While the bank’s net profit of 149 million euros ($162.51 million) came in 7.5% below year ago levels, dented in part by a loss at its British unit TSB, the result was far above 95 million euro forecast by analysts polled by Reuters.

For years, banks across Europe have been under pressure from record low interest rates, but over the past year rising rates have helped boosting financial margins.

Sabadell’s fourth-quarter net interest income jumped 24.8% from a year earlier to 1.08 billion euros ($1.93 billion), compared with analysts’ forecasts of 1.02 billion euros.

Sabadell shares were up around 8% as of 0907 GMT, outpacing a 0.6% rise by Spain’s blue-chip Ibex-35 index.

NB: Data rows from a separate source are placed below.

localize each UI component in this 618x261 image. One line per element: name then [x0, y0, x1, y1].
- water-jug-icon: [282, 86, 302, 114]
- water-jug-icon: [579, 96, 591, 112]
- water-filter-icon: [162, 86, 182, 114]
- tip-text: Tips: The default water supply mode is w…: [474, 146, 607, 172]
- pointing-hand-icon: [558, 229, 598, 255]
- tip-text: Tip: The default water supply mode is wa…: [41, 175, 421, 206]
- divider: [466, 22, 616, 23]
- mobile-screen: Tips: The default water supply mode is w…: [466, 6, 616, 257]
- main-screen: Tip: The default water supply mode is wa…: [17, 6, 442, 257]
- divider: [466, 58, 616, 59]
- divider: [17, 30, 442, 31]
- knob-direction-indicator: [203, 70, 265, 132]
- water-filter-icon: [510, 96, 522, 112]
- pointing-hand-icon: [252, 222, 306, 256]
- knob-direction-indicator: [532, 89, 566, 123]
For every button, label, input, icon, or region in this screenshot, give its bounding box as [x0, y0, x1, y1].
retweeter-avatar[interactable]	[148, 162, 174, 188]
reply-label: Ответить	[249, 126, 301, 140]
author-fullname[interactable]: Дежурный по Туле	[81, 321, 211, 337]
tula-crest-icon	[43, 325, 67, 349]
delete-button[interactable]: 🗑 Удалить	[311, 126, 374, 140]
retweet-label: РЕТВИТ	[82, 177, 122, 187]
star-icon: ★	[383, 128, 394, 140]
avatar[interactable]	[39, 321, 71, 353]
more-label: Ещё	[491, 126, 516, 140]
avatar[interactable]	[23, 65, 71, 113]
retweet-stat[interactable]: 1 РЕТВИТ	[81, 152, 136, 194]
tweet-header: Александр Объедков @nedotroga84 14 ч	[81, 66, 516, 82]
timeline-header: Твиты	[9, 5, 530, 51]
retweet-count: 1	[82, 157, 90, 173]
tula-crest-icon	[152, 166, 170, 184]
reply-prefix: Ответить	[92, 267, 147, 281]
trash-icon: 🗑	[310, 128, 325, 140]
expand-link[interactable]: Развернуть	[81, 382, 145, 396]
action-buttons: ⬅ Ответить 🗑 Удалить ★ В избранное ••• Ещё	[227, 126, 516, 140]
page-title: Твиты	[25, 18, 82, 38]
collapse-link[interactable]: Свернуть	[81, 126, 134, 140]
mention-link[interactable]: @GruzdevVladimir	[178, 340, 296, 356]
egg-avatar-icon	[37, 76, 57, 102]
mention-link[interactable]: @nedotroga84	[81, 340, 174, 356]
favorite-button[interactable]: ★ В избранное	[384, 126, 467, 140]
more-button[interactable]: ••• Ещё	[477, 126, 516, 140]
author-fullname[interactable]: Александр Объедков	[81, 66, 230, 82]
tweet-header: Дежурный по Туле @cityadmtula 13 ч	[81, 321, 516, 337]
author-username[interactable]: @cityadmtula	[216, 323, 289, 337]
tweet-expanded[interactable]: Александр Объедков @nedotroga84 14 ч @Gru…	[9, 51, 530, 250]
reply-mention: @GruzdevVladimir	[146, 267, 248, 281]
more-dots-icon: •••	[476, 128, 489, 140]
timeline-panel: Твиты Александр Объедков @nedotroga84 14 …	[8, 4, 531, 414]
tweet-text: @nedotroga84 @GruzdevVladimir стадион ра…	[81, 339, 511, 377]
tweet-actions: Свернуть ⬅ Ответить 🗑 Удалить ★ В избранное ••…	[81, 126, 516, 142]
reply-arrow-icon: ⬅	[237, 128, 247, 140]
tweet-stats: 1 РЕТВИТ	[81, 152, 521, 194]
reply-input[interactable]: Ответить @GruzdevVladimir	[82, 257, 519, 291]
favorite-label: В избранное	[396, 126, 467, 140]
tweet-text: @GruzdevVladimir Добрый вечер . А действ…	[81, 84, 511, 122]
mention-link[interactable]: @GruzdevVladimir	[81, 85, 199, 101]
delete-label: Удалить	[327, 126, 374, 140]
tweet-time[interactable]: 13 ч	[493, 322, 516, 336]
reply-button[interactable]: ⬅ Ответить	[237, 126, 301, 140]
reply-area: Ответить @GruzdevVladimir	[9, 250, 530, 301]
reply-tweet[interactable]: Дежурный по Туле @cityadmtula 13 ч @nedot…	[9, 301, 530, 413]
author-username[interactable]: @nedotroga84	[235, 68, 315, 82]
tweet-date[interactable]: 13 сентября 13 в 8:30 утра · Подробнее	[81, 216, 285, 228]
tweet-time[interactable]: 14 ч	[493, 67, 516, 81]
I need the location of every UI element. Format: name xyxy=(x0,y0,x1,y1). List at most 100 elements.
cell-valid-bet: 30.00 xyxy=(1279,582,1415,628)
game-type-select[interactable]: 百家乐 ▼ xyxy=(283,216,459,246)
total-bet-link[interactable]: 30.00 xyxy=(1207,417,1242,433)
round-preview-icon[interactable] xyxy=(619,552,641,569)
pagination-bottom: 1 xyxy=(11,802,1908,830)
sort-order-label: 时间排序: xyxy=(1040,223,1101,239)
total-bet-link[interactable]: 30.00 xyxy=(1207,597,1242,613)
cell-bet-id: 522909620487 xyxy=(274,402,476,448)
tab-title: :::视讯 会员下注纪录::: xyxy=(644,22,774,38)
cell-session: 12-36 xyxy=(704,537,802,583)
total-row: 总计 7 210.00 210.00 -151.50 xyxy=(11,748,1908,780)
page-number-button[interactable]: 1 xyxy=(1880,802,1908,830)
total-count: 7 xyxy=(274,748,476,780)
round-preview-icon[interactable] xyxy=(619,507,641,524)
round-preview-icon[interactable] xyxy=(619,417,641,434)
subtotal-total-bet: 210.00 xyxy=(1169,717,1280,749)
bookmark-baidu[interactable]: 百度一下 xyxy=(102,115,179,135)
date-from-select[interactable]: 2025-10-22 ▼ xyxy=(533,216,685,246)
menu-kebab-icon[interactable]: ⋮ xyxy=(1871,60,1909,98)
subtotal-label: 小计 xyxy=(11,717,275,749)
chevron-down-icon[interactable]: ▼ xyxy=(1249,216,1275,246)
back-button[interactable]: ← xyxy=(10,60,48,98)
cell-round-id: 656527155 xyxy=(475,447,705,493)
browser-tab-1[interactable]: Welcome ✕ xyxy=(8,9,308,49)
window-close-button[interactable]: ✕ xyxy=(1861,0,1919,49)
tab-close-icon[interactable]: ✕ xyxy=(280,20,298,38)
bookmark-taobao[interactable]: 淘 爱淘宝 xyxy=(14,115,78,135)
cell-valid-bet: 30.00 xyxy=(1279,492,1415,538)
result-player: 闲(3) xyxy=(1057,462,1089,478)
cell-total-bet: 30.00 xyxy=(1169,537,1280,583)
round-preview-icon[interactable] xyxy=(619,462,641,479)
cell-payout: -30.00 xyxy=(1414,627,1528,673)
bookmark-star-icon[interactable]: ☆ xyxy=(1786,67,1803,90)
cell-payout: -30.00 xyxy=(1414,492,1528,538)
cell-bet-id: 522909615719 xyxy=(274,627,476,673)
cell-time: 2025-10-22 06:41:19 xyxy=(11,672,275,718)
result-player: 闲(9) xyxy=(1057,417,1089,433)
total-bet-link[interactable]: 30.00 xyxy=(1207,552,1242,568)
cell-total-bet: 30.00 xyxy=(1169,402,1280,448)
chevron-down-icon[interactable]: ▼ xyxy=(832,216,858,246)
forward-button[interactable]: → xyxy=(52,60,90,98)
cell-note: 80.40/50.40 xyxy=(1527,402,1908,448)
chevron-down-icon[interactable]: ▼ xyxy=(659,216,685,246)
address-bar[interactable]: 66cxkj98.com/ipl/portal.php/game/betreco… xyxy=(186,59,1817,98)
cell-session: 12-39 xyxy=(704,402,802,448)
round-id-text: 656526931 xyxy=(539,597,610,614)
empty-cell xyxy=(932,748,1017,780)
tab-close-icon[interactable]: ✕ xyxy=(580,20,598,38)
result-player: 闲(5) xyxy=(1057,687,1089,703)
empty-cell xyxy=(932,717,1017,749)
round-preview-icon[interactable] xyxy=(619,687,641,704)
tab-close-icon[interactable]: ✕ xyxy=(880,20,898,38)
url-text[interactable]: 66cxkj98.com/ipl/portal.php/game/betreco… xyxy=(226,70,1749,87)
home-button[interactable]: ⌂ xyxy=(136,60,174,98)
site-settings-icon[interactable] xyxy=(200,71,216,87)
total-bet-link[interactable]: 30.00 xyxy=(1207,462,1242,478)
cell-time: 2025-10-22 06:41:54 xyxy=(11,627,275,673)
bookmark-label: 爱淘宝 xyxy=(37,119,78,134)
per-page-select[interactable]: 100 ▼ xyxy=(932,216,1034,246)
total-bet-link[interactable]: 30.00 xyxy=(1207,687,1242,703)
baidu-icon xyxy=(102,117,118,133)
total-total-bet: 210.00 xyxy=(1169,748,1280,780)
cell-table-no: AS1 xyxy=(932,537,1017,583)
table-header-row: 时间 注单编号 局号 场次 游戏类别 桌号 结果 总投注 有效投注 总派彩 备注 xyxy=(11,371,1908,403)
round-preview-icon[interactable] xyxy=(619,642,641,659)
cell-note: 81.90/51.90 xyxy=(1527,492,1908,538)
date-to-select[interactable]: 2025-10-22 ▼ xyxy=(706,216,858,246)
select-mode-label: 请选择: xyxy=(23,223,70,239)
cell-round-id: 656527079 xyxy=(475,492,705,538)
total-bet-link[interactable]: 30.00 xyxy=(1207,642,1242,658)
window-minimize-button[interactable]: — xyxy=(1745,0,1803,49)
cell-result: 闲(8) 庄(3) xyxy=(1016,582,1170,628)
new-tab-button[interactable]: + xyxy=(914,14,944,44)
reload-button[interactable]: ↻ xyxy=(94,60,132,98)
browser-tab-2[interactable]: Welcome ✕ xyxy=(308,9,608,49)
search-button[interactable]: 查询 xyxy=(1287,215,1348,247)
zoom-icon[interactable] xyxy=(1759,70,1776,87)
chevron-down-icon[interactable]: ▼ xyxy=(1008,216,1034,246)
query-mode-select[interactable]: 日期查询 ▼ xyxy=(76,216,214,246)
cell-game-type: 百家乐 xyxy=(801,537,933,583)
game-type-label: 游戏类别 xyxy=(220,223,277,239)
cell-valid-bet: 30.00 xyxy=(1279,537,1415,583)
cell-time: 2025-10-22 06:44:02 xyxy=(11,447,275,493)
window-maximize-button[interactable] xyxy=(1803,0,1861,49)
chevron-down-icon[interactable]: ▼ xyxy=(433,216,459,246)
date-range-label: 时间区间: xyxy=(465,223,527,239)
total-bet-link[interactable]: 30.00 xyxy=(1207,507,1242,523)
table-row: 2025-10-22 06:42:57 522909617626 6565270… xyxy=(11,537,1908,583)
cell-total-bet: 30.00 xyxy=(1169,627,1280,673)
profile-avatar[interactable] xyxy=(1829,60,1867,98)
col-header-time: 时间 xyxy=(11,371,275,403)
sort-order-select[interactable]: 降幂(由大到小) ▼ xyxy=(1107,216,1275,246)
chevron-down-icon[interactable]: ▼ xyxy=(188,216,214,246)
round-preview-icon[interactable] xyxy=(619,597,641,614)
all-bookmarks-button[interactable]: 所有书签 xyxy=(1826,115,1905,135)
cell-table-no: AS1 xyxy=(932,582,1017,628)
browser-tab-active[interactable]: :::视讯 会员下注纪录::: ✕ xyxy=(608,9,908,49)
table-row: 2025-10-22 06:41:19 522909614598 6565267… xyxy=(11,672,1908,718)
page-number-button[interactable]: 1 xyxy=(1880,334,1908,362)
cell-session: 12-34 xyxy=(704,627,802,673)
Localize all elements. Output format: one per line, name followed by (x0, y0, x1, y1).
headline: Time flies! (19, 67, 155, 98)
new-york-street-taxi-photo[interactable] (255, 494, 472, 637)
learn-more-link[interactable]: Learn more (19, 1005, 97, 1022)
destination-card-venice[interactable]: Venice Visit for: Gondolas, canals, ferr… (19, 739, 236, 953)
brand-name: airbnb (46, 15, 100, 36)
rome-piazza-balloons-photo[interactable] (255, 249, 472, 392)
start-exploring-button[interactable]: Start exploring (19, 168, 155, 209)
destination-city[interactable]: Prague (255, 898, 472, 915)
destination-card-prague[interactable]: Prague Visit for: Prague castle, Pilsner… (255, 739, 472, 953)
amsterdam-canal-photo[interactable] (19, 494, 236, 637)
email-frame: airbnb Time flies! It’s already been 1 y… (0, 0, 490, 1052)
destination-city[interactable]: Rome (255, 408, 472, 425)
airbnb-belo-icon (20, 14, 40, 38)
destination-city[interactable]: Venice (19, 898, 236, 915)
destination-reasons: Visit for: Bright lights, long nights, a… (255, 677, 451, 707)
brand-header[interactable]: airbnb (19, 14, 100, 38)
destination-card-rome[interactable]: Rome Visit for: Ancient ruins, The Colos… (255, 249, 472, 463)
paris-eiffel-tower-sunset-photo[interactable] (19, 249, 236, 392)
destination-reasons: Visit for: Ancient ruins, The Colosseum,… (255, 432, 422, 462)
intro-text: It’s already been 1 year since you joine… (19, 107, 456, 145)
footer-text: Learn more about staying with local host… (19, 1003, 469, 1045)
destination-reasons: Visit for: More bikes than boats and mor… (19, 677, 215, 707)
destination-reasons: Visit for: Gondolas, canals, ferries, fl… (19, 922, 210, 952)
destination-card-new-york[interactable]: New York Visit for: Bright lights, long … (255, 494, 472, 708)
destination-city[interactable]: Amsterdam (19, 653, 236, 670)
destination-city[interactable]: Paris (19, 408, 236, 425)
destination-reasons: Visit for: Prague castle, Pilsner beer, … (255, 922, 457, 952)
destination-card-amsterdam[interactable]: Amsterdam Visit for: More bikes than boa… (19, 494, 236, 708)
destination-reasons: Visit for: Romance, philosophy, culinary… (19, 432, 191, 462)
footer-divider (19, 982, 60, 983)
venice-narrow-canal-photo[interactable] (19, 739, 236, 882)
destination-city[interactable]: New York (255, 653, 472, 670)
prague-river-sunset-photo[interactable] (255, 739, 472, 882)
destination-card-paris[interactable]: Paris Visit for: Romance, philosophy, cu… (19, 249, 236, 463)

For the whole of 2022, the bank reported a net profit of 859 million euros, up 62% on lower provisions and costs and above forecasts of 804 million euros.

Positive results also lifted other pure domestic banks with     Unicaja and Caixabank up around 2%.

Sabadell said its return on tangible equity ratio (ROTE), a measure of profitability, improved to 7.8% in 2022 from 5.05% in 2021. It forecast a further rise above 9% this year on the back of higher rates, even factoring in the impact from a banking tax in Spain, and said it expected its net interest income to achieve a high-teens percentage growth this year.

While TSB reported a loss of 6 million euros due to a fine of 48.65 million pounds over a botched IT platform migration, its 2022 statutory pre-tax profit of 183.5 million pounds ($226.74 million) was the highest since 2013 .

This allowed TSB to propose a dividend payment of 50 million pounds to its parent in the first quarter of 2023.

At a group level, Sabadell said its board agreed to raise the 2022 dividend pay-out ratio to 50% from 31.8% in 2021. It proposed for the next shareholders’ meeting a final cash dividend of 0.02 euro per share and the repurchase of 204 million euros in shares.